Пока еще ярок свет… О моей жизни и утраченной родине (Аносова) - страница 138

Вот Сфира, Боже мой, Сфира, с ее черными локонами и прекрасным лицом, склоненным над пианино. Инна, поющая в дивной пасхальной ночи: «Ангели поют на небеси…» Вот мой последний взгляд сквозь запотевшее оконное стекло на Лиду, грустно улыбающуюся мне и обнимающую младенца. Вот Наточка, ее сдержанная и беззаветная дружба. Вот ее брат, его карие глаза со слегка насмешливым и в то же время внимательным выражением, когда его взгляд останавливался на моем лице. Все это уже окутывалось дымкой, как в густом тумане.

В горле стоял комок, сердце сдавливало так, что было трудно дышать, впервые я испытывала жалость к самой себе. Эгоистично, глупо я плакала над своей юностью и над своими несбывшимися надеждами. Жгучие слезы, не переставая, струились из моих глаз и текли за уши. Лежа на полу, я думала, что, может быть, именно в эту ночь, в одну только эту ночь мне позволено поплакать о себе.

Я вспомнила отца Василия. Что бы сказал он, увидев меня плачущей о себе? Я начала читать вечерние молитвы, машинально повторяя знакомые слова.
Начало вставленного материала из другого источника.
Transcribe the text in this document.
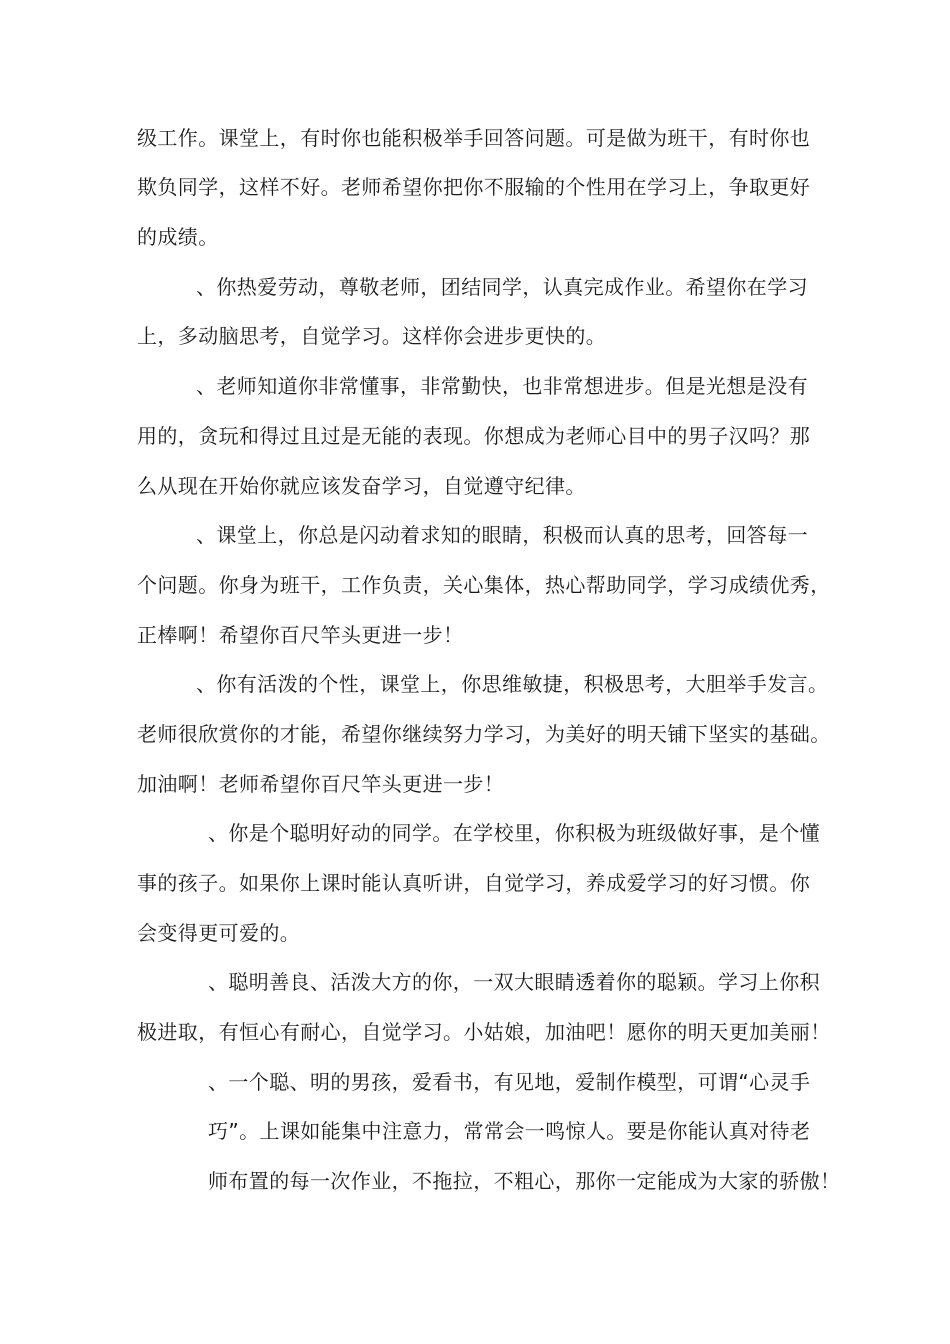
级工作。课堂上，有时你也能积极举手回答问题。可是做为班干，有时你也
欺负同学，这样不好。老师希望你把你不服输的个性用在学习上，争取更好
的成绩。
、你热爱劳动，尊敬老师，团结同学，认真完成作业。希望你在学习
上，多动脑思考，自觉学习。这样你会进步更快的。
、老师知道你非常懂事，非常勤快，也非常想进步。但是光想是没有
用的，贪玩和得过且过是无能的表现。你想成为老师心目中的男子汉吗？那
么从现在开始你就应该发奋学习，自觉遵守纪律。
、课堂上，你总是闪动着求知的眼睛，积极而认真的思考，回答每一
个问题。你身为班干，工作负责，关心集体，热心帮助同学，学习成绩优秀，
正棒啊！希望你百尺竿头更进一步！
、你有活泼的个性，课堂上，你思维敏捷，积极思考，大胆举手发言。
老师很欣赏你的才能，希望你继续努力学习，为美好的明天铺下坚实的基础。
加油啊！老师希望你百尺竿头更进一步！
、你是个聪明好动的同学。在学校里，你积极为班级做好事，是个懂
事的孩子。如果你上课时能认真听讲，自觉学习，养成爱学习的好习惯。你
会变得更可爱的。
、聪明善良、活泼大方的你，一双大眼睛透着你的聪颖。学习上你积
极进取，有恒心有耐心，自觉学习。小姑娘，加油吧！愿你的明天更加美丽！
、一个聪、明的男孩，爱看书，有见地，爱制作模型，可谓“心灵手
巧”。上课如能集中注意力，常常会一鸣惊人。要是你能认真对待老
师布置的每一次作业，不拖拉，不粗心，那你一定能成为大家的骄傲！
Я видела нашу классную комнату, залитую солнцем, красивое и серьезное лицо батюшки, одновременно строгое и доброе, я вспомнила, как настойчиво говорил он нам, что во времена великой скорби нужно напрячь все свои силы, чтобы возопить к Богу.

Я позволила своему сердцу кричать к Богу, и этот внутренний вопль, казалось, вышел за пределы нашей комнаты и отозвался вдали.

Я бодрствовала всю ночь и только на рассвете забылась таким тяжелым сном, что меня пришлось сильно трясти, чтобы я проснулась и приготовилась наконец к отъезду.

Корабль, который должен был доставить нас в Константинополь, отправлялся утром. Иван Иванович проводил нас и помог донести чемоданы. Он был мрачен. Все молчали. Нам нечего было больше сказать, между нами все уже было обговорено много раз. Матрос возле трапа крикнул нам, чтобы мы поспешили.

– Попрощаемся, – сказал папа, – я бы так хотел, чтобы ты поехал с нами.

– Я думал, что никогда не оставлю вас… – сказал Иван Иванович, он не мог продолжать, черты его лица болезненно исказились, и голос сорвался.

На борту было уже много людей, которые, подобно нам, отправлялись искать убежище за границей. Они очень быстро познакомились и разговаривали между собой. После долгих маневров корабль покинул порт и вышел в открытое море. Мы с группой отъезжающих стояли на корме и смотрели на медленно удаляющийся берег. Кто-то сказал: «Может быть, в последний раз мы видим Россию, нашу Святую Россию».

Вскоре мы не могли уже различить портовые сооружения. Затем исчезли из вида городские дома, и контуры Крымских гор стали размытыми. Опираясь на борт, я с грустью смотрела, как их гребни превращаются в одну волнистую линию и исчезают в тумане.